One cannot predict what will happen.
Life is so full of incidents; a woman's jealous tongue or the arrival
of some acquaintance might bring about a catastrophe. A love affair
hangs upon a gossamer thread, you know, and that is why I tried to
persuade Doris away from her friends.
She was very kind and good and didn't inflict the society of these
people too much upon me. Perhaps she was conscious of the danger
herself, and we only visited the boarding-houses in the evening. But
these visits grew intolerable. The society of Miss Tubbs and Miss
Whitworth jarred the impressions of a long day spent in the open air,
in a landscape where once the temples of the gods had been, where men
had once lived who had seen, or at all events believed, in the fauns
and the dryads, in the grotto where the siren swims.

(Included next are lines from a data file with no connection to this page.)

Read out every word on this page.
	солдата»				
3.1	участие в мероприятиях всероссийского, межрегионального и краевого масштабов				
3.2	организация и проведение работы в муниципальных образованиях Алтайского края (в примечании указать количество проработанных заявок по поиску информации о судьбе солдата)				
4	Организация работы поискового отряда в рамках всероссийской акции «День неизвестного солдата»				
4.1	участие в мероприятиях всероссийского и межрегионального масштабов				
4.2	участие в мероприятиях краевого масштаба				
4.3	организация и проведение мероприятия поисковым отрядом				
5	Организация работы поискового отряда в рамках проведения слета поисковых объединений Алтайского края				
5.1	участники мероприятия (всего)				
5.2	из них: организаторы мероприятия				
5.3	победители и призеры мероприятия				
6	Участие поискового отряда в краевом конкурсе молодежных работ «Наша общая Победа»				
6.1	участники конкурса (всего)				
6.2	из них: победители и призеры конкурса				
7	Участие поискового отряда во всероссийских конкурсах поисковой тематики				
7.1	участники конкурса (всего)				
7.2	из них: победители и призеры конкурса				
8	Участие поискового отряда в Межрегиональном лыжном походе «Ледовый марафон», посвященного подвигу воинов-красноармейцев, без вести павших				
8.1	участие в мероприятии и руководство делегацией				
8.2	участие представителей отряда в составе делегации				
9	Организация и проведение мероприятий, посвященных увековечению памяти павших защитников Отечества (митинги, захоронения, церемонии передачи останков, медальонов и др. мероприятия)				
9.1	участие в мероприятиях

One afternoon I said to Doris: "I'm afraid I can't go to see Miss
Tubbs this evening. Can't we devise something else? Another dinner in
a boarding-house would lead me to suicide, I think."
"You would like to drown yourself in that bay and join the nymphs. Do
you think they would prove kinder than I?"
I did not answer Doris. I suddenly seemed to despair; the exquisite
tenderness of the sky, and the inveigling curves of the bay seemed to
become detestable to me, theatrical, absurd.